Innovation is happening in schools across the country. Blended learning is no longer a new idea and technology is being used across all disciplines preK-12. Innovation is not a synonym for technology but more a direct connection to creative thinking and how to spark motivation with creative instructional content. Digital content and opportunities for active and collaborative learning are on the rise. Innovative educators are encouraging students to infuse the 4’Cs of instruction (Critical thinking, Communication, Collaboration, and Creativity) into lessons to make connections between the digital tools, content, and teaching/learning. As an educational leader, one way to support digital learning and innovation in a school setting is by identifying the best innovators within your school and giving those individuals voice to infuse ideas, creativity, and excitement into the school.
To do this, educational leaders must shift thinking to be more like today’s startups that tend to focus on big ideas that make the risk worth taking. In reading George Couros’ I remember a line that read. “Often the biggest barrier to innovation is our own way of thinking.” To be truly innovative, collaboration is key and therefore, educational leaders must create avenues for educator voice. I agree and try to make that happen in Milford.
When teachers are given a collaborative opportunity to learn and grow or feel the principal is approachable and supports them, they feel valued and that positively enhances job satisfaction that lights the spark for innovation. Building leaders are vital to the development and sustainability of educator voice to establish an innovative culture in schools. Recent state and federal mandates focus heavily on student achievement and it often is an expectation that school leaders focus primarily on curriculum, assessment, and accountability. However, if school leadership solely focuses on student achievement and data, critical factors like fostering innovation and educator voice take a back seat and are essential in the development of a successful schools.
So how do school leaders ensure that more educators have a voice in innovation?
Both teachers and administrators must be willing to move past the us versus them mentality that characterizes many schools and districts. Both parties also must be willing to put in the necessary time to build the relationships and trust that will allow educators to feel safe in voicing opinions and administrators to feel comfortable sharing control. Seeking out the voices of all teachers on a regular basis (not just during staff meetings or an annual survey) is a critical step in launching innovative ideas. Leaders will not hear the voices without being visible and seeking opinions.
One idea we launched in The Milford Public School District was to allocate money for teacher ideas. We took the idea of “Shark Tank” and self-advocacy and looped in innovation. We called this initiative the Hawk Nation Technology Digital Learning Request.
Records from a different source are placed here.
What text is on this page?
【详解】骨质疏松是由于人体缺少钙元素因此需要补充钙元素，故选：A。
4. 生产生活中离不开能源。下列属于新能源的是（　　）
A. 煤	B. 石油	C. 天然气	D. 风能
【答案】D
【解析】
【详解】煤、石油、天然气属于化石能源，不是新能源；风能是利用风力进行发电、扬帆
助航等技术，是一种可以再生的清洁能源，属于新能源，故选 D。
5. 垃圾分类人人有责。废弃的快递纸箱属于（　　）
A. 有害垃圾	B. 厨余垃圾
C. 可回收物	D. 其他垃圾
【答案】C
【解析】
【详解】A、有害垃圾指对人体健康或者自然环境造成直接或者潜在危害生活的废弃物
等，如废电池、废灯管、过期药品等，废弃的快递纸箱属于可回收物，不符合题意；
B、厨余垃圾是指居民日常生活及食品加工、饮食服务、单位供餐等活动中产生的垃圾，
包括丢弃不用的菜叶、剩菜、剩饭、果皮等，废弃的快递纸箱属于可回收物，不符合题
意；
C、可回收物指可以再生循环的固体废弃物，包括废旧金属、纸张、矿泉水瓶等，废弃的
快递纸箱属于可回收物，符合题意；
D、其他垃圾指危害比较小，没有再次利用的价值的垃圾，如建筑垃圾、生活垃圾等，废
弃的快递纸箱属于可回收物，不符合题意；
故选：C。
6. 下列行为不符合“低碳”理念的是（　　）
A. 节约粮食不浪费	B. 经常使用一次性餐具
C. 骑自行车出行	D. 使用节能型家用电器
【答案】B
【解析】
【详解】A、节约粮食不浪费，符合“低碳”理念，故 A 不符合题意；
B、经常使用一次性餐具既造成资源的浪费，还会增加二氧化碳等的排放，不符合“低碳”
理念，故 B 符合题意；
The goal was to provide educators a voice in digital tools and initiatives and to support student learning. Technology in the classroom is too often is a one-time expense instead of an ongoing financial investment. So, who better to talk about and develop these innovative ideas, than the teachers themselves? Utilizing educator voice to inform sustainability decisions is a recipe for long-term success and will breed further by in for initiatives.
The Hawk Nation Technology Digital Learning Request was an opportunity to apply for an initiative to support digital learning in the teacher’s educational environment. Requests could be for an individual teacher or a grade level/content team and requests could not exceed $1,500 per teacher or grade level/content team.
The steps in the process:
- Identify a goal/objective of your proposal and how technology can support this initiative in a creative or innovative way. This could be an area of need, a creative/innovative project or program, or a content area that can be supported through digital learning. This initiative could range from hardware, software, subscriptions, or professional development teachers felt will support students’ learning through digital technologies.
- Review the ISTE standards to ensure the idea/request is supported by the digital learning standards.
- Complete the application Google Form answering step 1 and 2 by a designated date.
- All proposals were reviewed by the technology steering committee and decisions made before the end of the school year. All approved proposals were ready to implement for the opening day the following school year.
Educators turned in over 80 proposals for consideration that ranged from hardware (i.e. Chromebook, iPads, science probes) to learning tools (i.e. Osmo, Tiggly) to online tools (i.e. Newsela, keyboarding without tears, Journalism subscription) to professional development opportunities. 42 proposals were accepted. Some were funded with the pool of money and some through creative thinking and dormant resources we had in district. It was inspiring to hear the educators excited to launch innovative ideas in their classrooms. Equally inspiring was hearing how teachers felt supported, heard, respected, and valued in their desire to use digital tools to enhance instruction fluidly and with flexibility.
The benefits of this initiative include (but are not limited to) the following:
- Increased access to online information. (the bullet below doesn’t need to say “students”)
- Students having the tools and ability to easily access to vast amounts of online information.
- Increased opportunities to communicate and collaborate with peers around the world.
- More personalized learning experiences for students.
- Increase in student ENGAGEMENT and motivation through the use of new, exciting technology.
If school leaders want educators to be more creative in their day-to-day work and lessons, they must encourage more innovation by giving those educators a sense of value by listening and then supporting innovative ideas. Innovation is a team sport. It requires excellent collaboration among all leaders and educators in a school or district to launch and support new ideas. Collaboration through teacher voice is an important component of school success and developing an innovative culture in schools.